The Walt Disney Company on Thursday said it was seeing "encouraging signs of recovery" across a wide range of its businesses while its streaming television service grew slower than expected in the recently ended quarter.
TV streaming service Disney+ ended the quarter with nearly 104 million subscribers, fewer than expected but still part of a stable of "direct-to-consumer" services that saw audiences swell as people turned to the internet for entertainment because of the pandemic.
Disney said that it was seeing positive signs across its operations including parks, cruises, and resorts which took the hardest hit from COVID-19.
"We're pleased to see more encouraging signs of recovery across our businesses, and we remain focused on ramping up our operations," Disney chief executive Bob Chapek said in the earnings release.
"This is clearly reflected in the reopening of our theme parks and resorts, increased production at our studios, the continued success of our streaming services."
Disney held firm to its target of reaching 230 million to 260 million subscribers by the year 2024.
"Disney+ has been a major success for the company, however, growth is significantly decelerating as the initial pandemic boost has waned," said eMarketer analyst Eric Haggstrom.
Executives on the earnings call said show production is returning to full levels as it continues to invest in new content for its streaming services as well as theatrical releases.
The entertainment titan's franchises include Disney, Marvel, Pixar and Star Wars.
Disney also owns ESPN, Hulu, and Hotstar.
"Hulu remains one of the market leaders in streaming video advertising," Haggstrom said.
"Hulu has become one of the crown jewels in Disney's massive video ad business alongside ABC and ESPN."
La Liga on display
US sports broadcasting giant ESPN has acquired television rights for Spain's La Liga in a record deal worth $1.4 billion over the next eight seasons starting from the 2021-2022 campaign, the company said Thursday.

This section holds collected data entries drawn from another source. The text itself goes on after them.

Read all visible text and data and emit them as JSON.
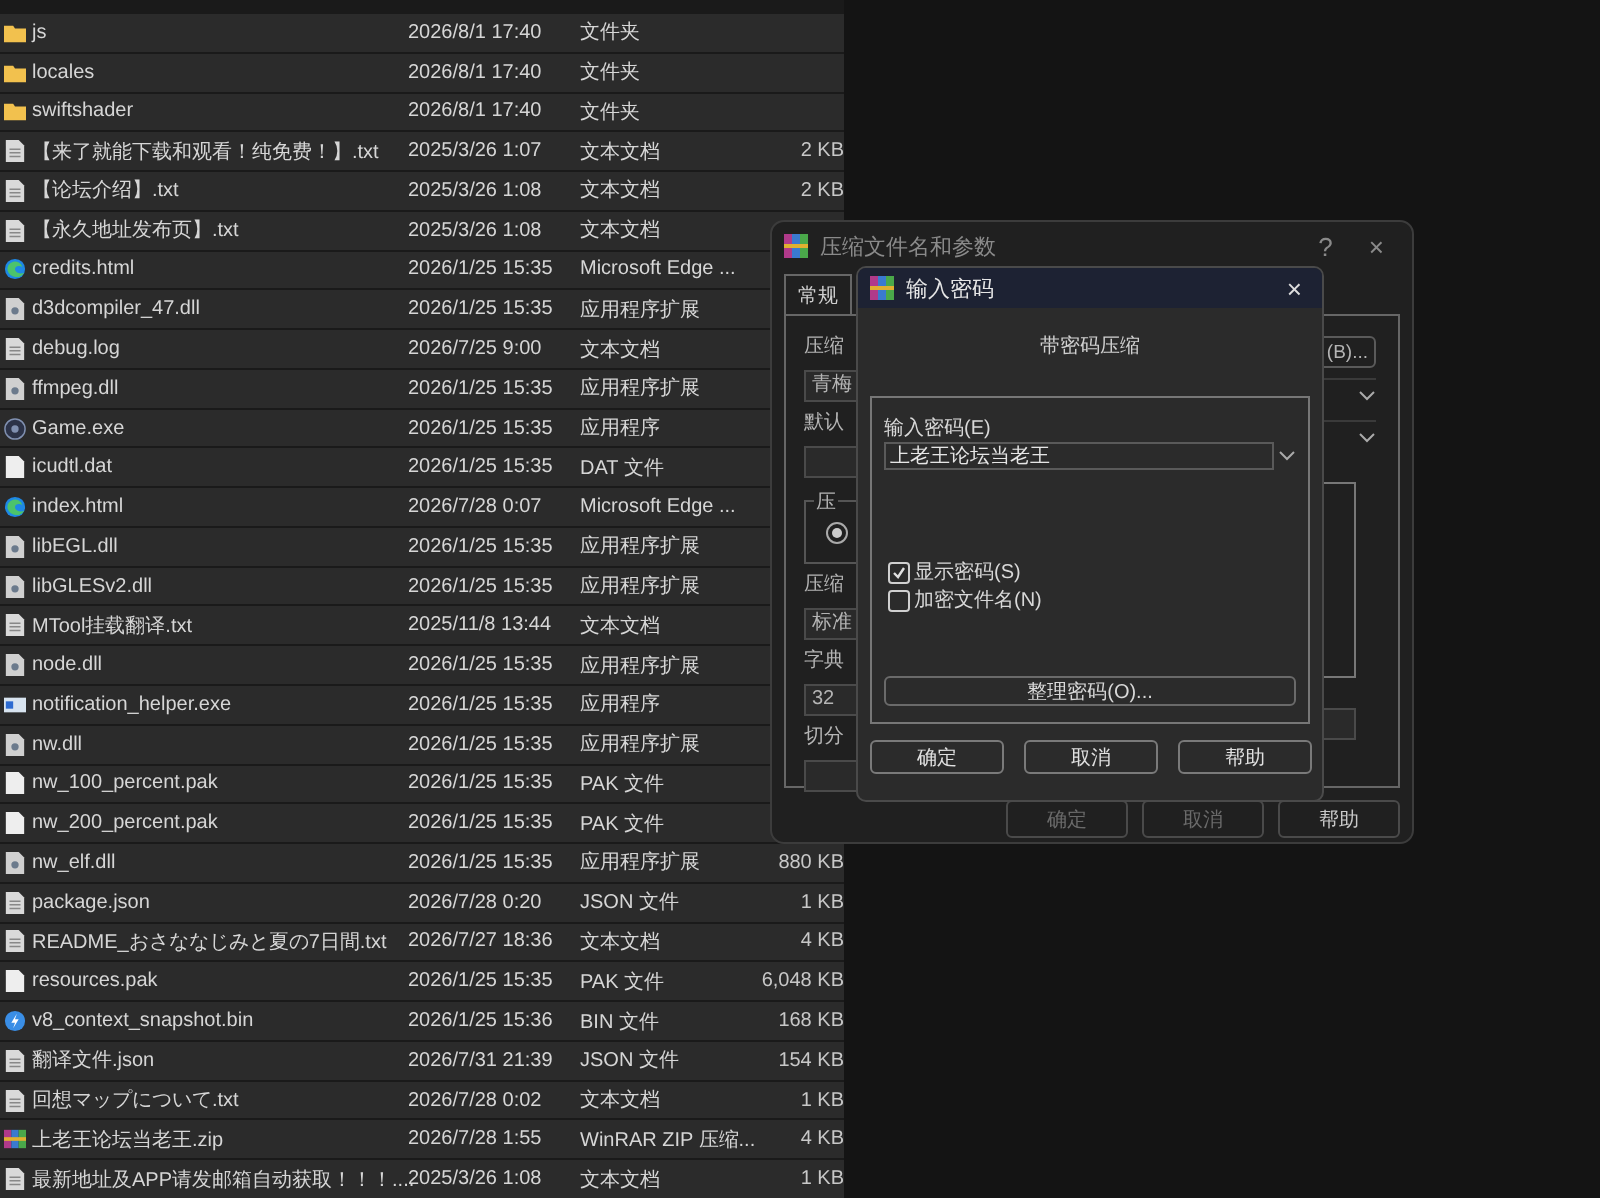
{
  "files": [
    {
      "kind": "folder",
      "name": "js",
      "modified": "2026/8/1 17:40",
      "type": "文件夹"
    },
    {
      "kind": "folder",
      "name": "locales",
      "modified": "2026/8/1 17:40",
      "type": "文件夹"
    },
    {
      "kind": "folder",
      "name": "swiftshader",
      "modified": "2026/8/1 17:40",
      "type": "文件夹"
    },
    {
      "kind": "text",
      "name": "【来了就能下载和观看！纯免费！】.txt",
      "modified": "2025/3/26 1:07",
      "type": "文本文档",
      "size": "2 KB"
    },
    {
      "kind": "text",
      "name": "【论坛介绍】.txt",
      "modified": "2025/3/26 1:08",
      "type": "文本文档",
      "size": "2 KB"
    },
    {
      "kind": "text",
      "name": "【永久地址发布页】.txt",
      "modified": "2025/3/26 1:08",
      "type": "文本文档"
    },
    {
      "kind": "browser",
      "name": "credits.html",
      "modified": "2026/1/25 15:35",
      "type": "Microsoft Edge ..."
    },
    {
      "kind": "library",
      "name": "d3dcompiler_47.dll",
      "modified": "2026/1/25 15:35",
      "type": "应用程序扩展"
    },
    {
      "kind": "text",
      "name": "debug.log",
      "modified": "2026/7/25 9:00",
      "type": "文本文档"
    },
    {
      "kind": "library",
      "name": "ffmpeg.dll",
      "modified": "2026/1/25 15:35",
      "type": "应用程序扩展"
    },
    {
      "kind": "game",
      "name": "Game.exe",
      "modified": "2026/1/25 15:35",
      "type": "应用程序"
    },
    {
      "kind": "blank",
      "name": "icudtl.dat",
      "modified": "2026/1/25 15:35",
      "type": "DAT 文件"
    },
    {
      "kind": "browser",
      "name": "index.html",
      "modified": "2026/7/28 0:07",
      "type": "Microsoft Edge ..."
    },
    {
      "kind": "library",
      "name": "libEGL.dll",
      "modified": "2026/1/25 15:35",
      "type": "应用程序扩展"
    },
    {
      "kind": "library",
      "name": "libGLESv2.dll",
      "modified": "2026/1/25 15:35",
      "type": "应用程序扩展"
    },
    {
      "kind": "text",
      "name": "MTool挂载翻译.txt",
      "modified": "2025/11/8 13:44",
      "type": "文本文档"
    },
    {
      "kind": "library",
      "name": "node.dll",
      "modified": "2026/1/25 15:35",
      "type": "应用程序扩展"
    },
    {
      "kind": "app",
      "name": "notification_helper.exe",
      "modified": "2026/1/25 15:35",
      "type": "应用程序"
    },
    {
      "kind": "library",
      "name": "nw.dll",
      "modified": "2026/1/25 15:35",
      "type": "应用程序扩展"
    },
    {
      "kind": "blank",
      "name": "nw_100_percent.pak",
      "modified": "2026/1/25 15:35",
      "type": "PAK 文件"
    },
    {
      "kind": "blank",
      "name": "nw_200_percent.pak",
      "modified": "2026/1/25 15:35",
      "type": "PAK 文件"
    },
    {
      "kind": "library",
      "name": "nw_elf.dll",
      "modified": "2026/1/25 15:35",
      "type": "应用程序扩展",
      "size": "880 KB"
    },
    {
      "kind": "text",
      "name": "package.json",
      "modified": "2026/7/28 0:20",
      "type": "JSON 文件",
      "size": "1 KB"
    },
    {
      "kind": "text",
      "name": "README_おさななじみと夏の7日間.txt",
      "modified": "2026/7/27 18:36",
      "type": "文本文档",
      "size": "4 KB"
    },
    {
      "kind": "blank",
      "name": "resources.pak",
      "modified": "2026/1/25 15:35",
      "type": "PAK 文件",
      "size": "6,048 KB"
    },
    {
      "kind": "binary",
      "name": "v8_context_snapshot.bin",
      "modified": "2026/1/25 15:36",
      "type": "BIN 文件",
      "size": "168 KB"
    },
    {
      "kind": "text",
      "name": "翻译文件.json",
      "modified": "2026/7/31 21:39",
      "type": "JSON 文件",
      "size": "154 KB"
    },
    {
      "kind": "text",
      "name": "回想マップについて.txt",
      "modified": "2026/7/28 0:02",
      "type": "文本文档",
      "size": "1 KB"
    },
    {
      "kind": "archive",
      "name": "上老王论坛当老王.zip",
      "modified": "2026/7/28 1:55",
      "type": "WinRAR ZIP 压缩...",
      "size": "4 KB"
    },
    {
      "kind": "text",
      "name": "最新地址及APP请发邮箱自动获取！！！....",
      "modified": "2025/3/26 1:08",
      "type": "文本文档",
      "size": "1 KB"
    }
  ],
  "archive_dialog": {
    "title": "压缩文件名和参数",
    "help": "?",
    "close": "×",
    "tabs": [
      {
        "label": "常规",
        "selected": true
      }
    ],
    "left": [
      {
        "kind": "label",
        "text": "压缩"
      },
      {
        "kind": "field",
        "value": "青梅"
      },
      {
        "kind": "label",
        "text": "默认"
      },
      {
        "kind": "field"
      },
      {
        "kind": "group",
        "text": "压",
        "selected": true
      },
      {
        "kind": "label",
        "text": "压缩"
      },
      {
        "kind": "field",
        "value": "标准"
      },
      {
        "kind": "label",
        "text": "字典"
      },
      {
        "kind": "field",
        "value": "32"
      },
      {
        "kind": "label",
        "text": "切分"
      },
      {
        "kind": "field"
      }
    ],
    "right": [
      {
        "kind": "button",
        "text": "(B)..."
      },
      {
        "kind": "combo"
      },
      {
        "kind": "combo"
      },
      {
        "kind": "list"
      },
      {
        "kind": "field"
      }
    ],
    "buttons": [
      {
        "label": "确定",
        "disabled": true
      },
      {
        "label": "取消",
        "disabled": true
      },
      {
        "label": "帮助",
        "disabled": false
      }
    ]
  },
  "password_dialog": {
    "title": "输入密码",
    "close": "×",
    "heading": "带密码压缩",
    "password_label": "输入密码(E)",
    "password_value": "上老王论坛当老王",
    "options": [
      {
        "label": "显示密码(S)",
        "checked": true
      },
      {
        "label": "加密文件名(N)",
        "checked": false
      }
    ],
    "organize_button": "整理密码(O)...",
    "buttons": [
      "确定",
      "取消",
      "帮助"
    ]
  }
}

A statement from ESPN said all La Liga games each season would be available live through its streaming platform ESPN+, with selected games on its traditional networks.
The value of the agreement was not officially disclosed, but a source with knowledge of the deal confirmed to AFP it was worth $1.4 billion or $175 million for each of the eight seasons covered.
"This deal bolsters ESPN-Plus's position as a top destination for soccer in the United States," Chapek said.
A relaxing of mask-wearing mandates by US officials on Thursday was welcomed as good news for Disney parks.
The Centers for Disease Control and Prevention (CDC) removed mask requirements for people who are fully vaccinated against COVID-19, a watershed moment in the pandemic that comes more than a year after the federal government recommended people cover their faces in public.
"Today's guidance from the CDC ... is very big news for us," Chapek said.
"Particularly if anybody has been in Florida in the middle of summer with a mask on—that could be quite daunting."
Disney's parks and resorts are likely to take several years to return to pre-pandemic attendance levels, according to Third Bridge senior analyst Joe McCormack.
Disney reported revenue of $15.6 billion, down 13 percent from the same period a year earlier.
Net income for the company was reported at $901 million.
Shares in the Los Angeles-based entertainment giant were down four percent in after-market trades that followed release of the earnings figures.